Common patterns you might see:

  • Required environment variables not set (for example, missing database credentials or API keys).
  • Wrong command or arguments in the Pod spec, causing the process to exit immediately.
  • Bad ConfigMap or Secret values (typos in hostnames, ports, or URLs).

If this sounds familiar, it is worth reviewing how your team handles configuration in Kubernetes, for example, revisiting basic troubleshooting habits like checking env, command, and args in kubectl describe pod.

Probe Misconfiguration and False Failures

Liveness probes and readiness probes are a common source of self‑inflicted downtime when they call endpoints that are not true health checks or when thresholds are too strict. If a liveness probe fails repeatedly, kubelet kills and restarts the container even if the underlying service could have recovered, which looks exactly like a CrashLoopBackOff.

Tuning probes to match realistic startup and warm‑up times and using stable health endpoints with sensible timeouts and thresholds are among the fastest ways to reduce noisy CrashLoopBackOffs.
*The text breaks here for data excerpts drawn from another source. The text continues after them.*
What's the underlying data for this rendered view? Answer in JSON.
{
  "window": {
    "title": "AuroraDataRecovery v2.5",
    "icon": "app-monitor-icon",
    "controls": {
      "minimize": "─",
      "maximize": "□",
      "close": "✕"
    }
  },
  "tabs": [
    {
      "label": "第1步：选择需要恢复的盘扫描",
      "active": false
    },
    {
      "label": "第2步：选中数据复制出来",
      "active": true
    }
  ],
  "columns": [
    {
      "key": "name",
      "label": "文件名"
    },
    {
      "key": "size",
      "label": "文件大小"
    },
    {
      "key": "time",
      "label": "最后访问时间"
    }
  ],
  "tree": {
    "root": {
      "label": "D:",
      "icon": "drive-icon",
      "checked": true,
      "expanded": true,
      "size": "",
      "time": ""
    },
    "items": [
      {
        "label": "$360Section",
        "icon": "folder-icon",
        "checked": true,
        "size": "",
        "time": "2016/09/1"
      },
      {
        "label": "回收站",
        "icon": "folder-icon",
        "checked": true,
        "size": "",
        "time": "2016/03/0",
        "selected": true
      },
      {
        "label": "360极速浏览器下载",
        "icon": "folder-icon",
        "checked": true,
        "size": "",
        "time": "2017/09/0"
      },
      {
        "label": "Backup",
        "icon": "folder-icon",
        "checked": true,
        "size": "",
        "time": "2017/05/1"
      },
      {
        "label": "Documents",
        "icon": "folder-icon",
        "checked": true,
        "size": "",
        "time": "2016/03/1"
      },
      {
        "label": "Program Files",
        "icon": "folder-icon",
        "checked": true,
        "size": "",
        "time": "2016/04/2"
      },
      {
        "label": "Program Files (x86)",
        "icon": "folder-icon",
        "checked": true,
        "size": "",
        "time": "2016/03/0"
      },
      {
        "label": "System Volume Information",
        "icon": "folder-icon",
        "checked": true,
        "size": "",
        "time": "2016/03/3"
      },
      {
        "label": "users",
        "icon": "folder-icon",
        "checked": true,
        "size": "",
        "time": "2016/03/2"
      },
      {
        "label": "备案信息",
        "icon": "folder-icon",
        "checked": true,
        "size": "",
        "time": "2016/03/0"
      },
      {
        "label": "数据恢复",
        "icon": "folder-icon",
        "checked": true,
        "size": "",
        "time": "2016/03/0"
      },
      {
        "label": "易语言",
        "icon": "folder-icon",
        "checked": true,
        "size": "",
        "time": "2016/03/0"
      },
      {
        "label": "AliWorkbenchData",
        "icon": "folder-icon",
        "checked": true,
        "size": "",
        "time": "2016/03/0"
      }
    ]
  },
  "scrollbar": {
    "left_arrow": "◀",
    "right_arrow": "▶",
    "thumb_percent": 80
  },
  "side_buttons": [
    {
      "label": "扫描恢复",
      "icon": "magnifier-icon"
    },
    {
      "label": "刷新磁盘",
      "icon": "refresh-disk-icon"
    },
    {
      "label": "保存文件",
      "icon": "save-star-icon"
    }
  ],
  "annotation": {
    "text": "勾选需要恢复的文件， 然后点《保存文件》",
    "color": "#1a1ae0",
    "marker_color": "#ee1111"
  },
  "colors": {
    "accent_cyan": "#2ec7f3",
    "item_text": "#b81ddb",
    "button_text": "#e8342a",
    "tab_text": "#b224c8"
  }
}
If you are not sure whether to use a liveness or readiness probe, Google’s guide on readiness vs. liveness probes is a useful reference.

Resource Pressure and OOMKills

If memory limits are set too low or nodes are overcommitted, the Linux kernel or kubelet will start killing containers under memory pressure, which then come back in a CrashLoopBackOff. In many cases, you will see the container terminated with reason OOMKilled and an exit code like 137 before it restarts (learn more about interpreting OOMKilled errors).

Teams often discover during incidents that their ‘safe’ defaults were based on guesswork instead of actual usage data, leading to limits that are far too low or unevenly applied between services. This guesswork accumulates into noisy restarts, flapping Pods, and hard‑to‑predict performance.

Application Bugs and Fragile Dependencies

Uncaught exceptions, failed database migrations, or unavailable external services can all cause a container to exit with an error on every start. For example, startup code that assumes a database is always reachable may crash instantly when the database is down instead of retrying gracefully.

Kubernetes exposes these weaknesses by restarting the container over and over, turning a hidden fragility into a very visible reliability problem. From the platform’s perspective, the fix is always the same: the process must start successfully and stay running, which often means adding retries, backoff, and better error handling in the application itself.

How Do I Debug CrashLoopBackOff Step‑by‑Step?

This is a workflow you can use whenever you see CrashLoopBackOff in a cluster, and it mirrors the sequence seasoned SREs follow in most CrashLoopBackOff runbooks and external guides.

1. Identify the Failing Pod and Container

Start by listing Pods in the namespace and finding the ones in CrashLoopBackOff:

kubectl get pods -n fairwinds-demo
NAME READY STATUS RESTARTS AGE
demo-app-7976565985-lj67d 1/1 Running 0 5m41s
demo-app-d97787d49-9fdgd 1/2 CrashLoopBackOff 1 (11s ago) 35s

Note: When working with multi-container pods, always use kubectl logs -c <container-name> to target the correct container, as logs are scoped per container and the default output may not show the one that is failing.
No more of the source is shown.